The main purpose of normalization is to reduce data redundancy and avoid inconsistent data. Normalization leads to separation of unrelated entities into separate entities. In effect, normalization leads to clean database design. Since we do not store redundant data, we save storage space and save resources to maintain (update, delete) redundant data.
But, there are instances where we do not need to fully normalize data. The example provided in question is an excellent example to explain why do we allow de-normalized data. Looking at the customer address data, it is desirable to design city, state, country and postal codes as separate entities since they could be represented by their own unique identifiers (state_id, country_id, zip_id) and that multiple customers may belong to same country, state, city and zip. Suppose we did design these as separate entities and try to retrieve data for the following problem —
“Generate report of all customer belonging to ‘US’ and who reside in ‘FLORIDA’s ‘TAMPA’ city in ‘33601’ postal code.”
The query would be something like —
“SELECT c.customer_first_name, c.customer_middle_name, c.customer_last_name FROM customer c, customer_address ca, address_city act, address_zip az, address_state as, adress_country ac WHERE c.customer_id=ca.customer_id and c.city_id=act.city_id AND c.zip_id=az.zip_id AND c.state_id = as.state_id and c.country_id = ac.country_id AND ac.country_name = ‘US’ AND as.state_name = ‘FLORIDA’ AND act.city_name = ‘TAMPA’ AND az.zip_code = ‘33601’” Notice the joins (c.customer_id=ca.customer_id and c.city_id=act.city_id etc) required in the SQL to retrieve the required information. SQLs joins are considered to be very expensive when there is huge amount of data, say we have a tera byte of data within customer table. The four additional joins is going to be very expensive and will lead to unacceptable system response time.

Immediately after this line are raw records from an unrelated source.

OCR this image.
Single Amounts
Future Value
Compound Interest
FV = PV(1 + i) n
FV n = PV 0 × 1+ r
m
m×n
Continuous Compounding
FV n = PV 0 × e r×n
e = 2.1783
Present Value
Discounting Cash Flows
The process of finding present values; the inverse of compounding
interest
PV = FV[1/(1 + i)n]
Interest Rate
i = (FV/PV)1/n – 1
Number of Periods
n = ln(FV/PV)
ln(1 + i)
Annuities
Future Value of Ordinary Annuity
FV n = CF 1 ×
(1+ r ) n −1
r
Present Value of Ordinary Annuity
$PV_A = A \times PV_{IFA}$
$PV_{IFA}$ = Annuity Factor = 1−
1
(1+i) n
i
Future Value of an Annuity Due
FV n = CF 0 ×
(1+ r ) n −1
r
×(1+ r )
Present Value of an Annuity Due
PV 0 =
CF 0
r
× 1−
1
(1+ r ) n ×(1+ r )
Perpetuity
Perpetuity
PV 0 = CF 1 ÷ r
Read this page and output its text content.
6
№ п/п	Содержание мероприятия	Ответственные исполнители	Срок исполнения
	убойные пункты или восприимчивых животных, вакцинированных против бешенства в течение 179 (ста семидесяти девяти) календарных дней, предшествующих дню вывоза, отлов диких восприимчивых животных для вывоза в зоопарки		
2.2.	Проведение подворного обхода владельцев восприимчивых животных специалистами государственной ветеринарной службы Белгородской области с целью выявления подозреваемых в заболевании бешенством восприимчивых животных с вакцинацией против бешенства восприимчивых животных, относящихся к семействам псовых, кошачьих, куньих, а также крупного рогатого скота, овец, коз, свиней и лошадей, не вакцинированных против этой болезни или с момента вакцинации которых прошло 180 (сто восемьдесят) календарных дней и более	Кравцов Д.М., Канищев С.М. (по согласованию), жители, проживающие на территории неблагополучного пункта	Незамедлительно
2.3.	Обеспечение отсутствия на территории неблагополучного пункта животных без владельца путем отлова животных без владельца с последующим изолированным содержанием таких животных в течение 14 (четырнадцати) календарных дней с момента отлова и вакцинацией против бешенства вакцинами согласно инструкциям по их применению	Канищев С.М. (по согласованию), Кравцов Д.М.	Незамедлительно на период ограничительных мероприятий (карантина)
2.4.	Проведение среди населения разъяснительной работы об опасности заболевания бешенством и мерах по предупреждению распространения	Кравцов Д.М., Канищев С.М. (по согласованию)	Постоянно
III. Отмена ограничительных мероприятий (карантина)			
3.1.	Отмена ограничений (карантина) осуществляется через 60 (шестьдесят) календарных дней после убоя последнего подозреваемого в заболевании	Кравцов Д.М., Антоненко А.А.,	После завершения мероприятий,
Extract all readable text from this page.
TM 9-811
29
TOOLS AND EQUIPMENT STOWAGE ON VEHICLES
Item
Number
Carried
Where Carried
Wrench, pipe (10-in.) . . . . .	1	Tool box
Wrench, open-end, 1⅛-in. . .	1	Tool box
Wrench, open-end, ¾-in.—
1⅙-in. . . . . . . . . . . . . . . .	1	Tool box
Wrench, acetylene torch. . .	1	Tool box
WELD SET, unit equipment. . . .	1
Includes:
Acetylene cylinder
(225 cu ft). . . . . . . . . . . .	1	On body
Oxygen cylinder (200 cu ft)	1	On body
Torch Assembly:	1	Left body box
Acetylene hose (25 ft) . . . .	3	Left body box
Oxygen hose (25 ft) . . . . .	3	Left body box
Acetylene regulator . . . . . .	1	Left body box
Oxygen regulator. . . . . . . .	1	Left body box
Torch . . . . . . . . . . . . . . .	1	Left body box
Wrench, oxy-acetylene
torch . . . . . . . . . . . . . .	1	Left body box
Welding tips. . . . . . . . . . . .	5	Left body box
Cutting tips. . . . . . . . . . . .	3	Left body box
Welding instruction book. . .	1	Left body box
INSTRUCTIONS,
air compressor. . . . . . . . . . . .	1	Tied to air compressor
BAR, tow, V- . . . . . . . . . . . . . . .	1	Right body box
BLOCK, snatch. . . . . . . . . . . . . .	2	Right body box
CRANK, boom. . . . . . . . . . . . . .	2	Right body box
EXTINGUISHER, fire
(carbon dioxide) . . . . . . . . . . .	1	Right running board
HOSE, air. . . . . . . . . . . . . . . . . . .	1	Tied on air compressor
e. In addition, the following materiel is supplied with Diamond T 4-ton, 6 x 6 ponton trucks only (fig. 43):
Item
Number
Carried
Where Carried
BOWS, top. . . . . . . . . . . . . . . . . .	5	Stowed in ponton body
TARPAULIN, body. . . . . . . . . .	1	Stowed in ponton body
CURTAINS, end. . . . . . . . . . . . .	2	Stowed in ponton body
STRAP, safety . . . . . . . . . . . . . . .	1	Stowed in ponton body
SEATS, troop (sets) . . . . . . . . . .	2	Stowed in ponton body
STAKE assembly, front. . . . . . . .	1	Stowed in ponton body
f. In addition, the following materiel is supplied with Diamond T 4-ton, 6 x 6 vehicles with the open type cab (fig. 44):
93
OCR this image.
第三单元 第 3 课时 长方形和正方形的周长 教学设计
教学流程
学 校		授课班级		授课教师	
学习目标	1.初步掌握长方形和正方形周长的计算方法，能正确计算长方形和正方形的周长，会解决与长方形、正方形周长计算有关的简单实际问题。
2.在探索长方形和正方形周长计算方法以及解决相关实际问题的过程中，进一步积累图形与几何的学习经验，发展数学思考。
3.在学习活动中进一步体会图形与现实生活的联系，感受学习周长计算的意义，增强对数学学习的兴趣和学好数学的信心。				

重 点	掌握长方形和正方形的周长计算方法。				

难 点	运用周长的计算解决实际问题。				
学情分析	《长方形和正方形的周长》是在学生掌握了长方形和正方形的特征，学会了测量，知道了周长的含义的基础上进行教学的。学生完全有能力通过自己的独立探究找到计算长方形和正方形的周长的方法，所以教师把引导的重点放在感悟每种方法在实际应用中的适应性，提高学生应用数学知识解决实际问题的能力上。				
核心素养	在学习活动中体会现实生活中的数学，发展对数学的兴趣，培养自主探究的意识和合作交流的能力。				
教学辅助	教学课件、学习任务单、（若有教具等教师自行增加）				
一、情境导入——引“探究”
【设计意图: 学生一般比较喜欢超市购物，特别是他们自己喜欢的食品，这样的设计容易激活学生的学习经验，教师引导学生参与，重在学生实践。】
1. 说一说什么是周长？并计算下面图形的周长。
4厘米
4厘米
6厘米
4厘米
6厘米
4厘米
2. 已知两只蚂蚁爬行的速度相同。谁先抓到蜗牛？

If we de-normalize data and allow country, state, city and zip data to reside within customer_address table, then we could rewrite the above query as —
“SELECT c.customer_first_name, c.customer_middle_name, c.customer_last_name FROM customer c, customer_address ca WHERE c.customer_id=ca.customer_id AND ca.country_name = ‘US’ AND ca.state_name = ‘FLORIDA’ AND ca.city_name = ‘TAMPA’ AND ca.zip_code = ‘33601’”
After de-normalization, the query would run much faster. So, in effect, normalizing data into 3NF form is not always practical.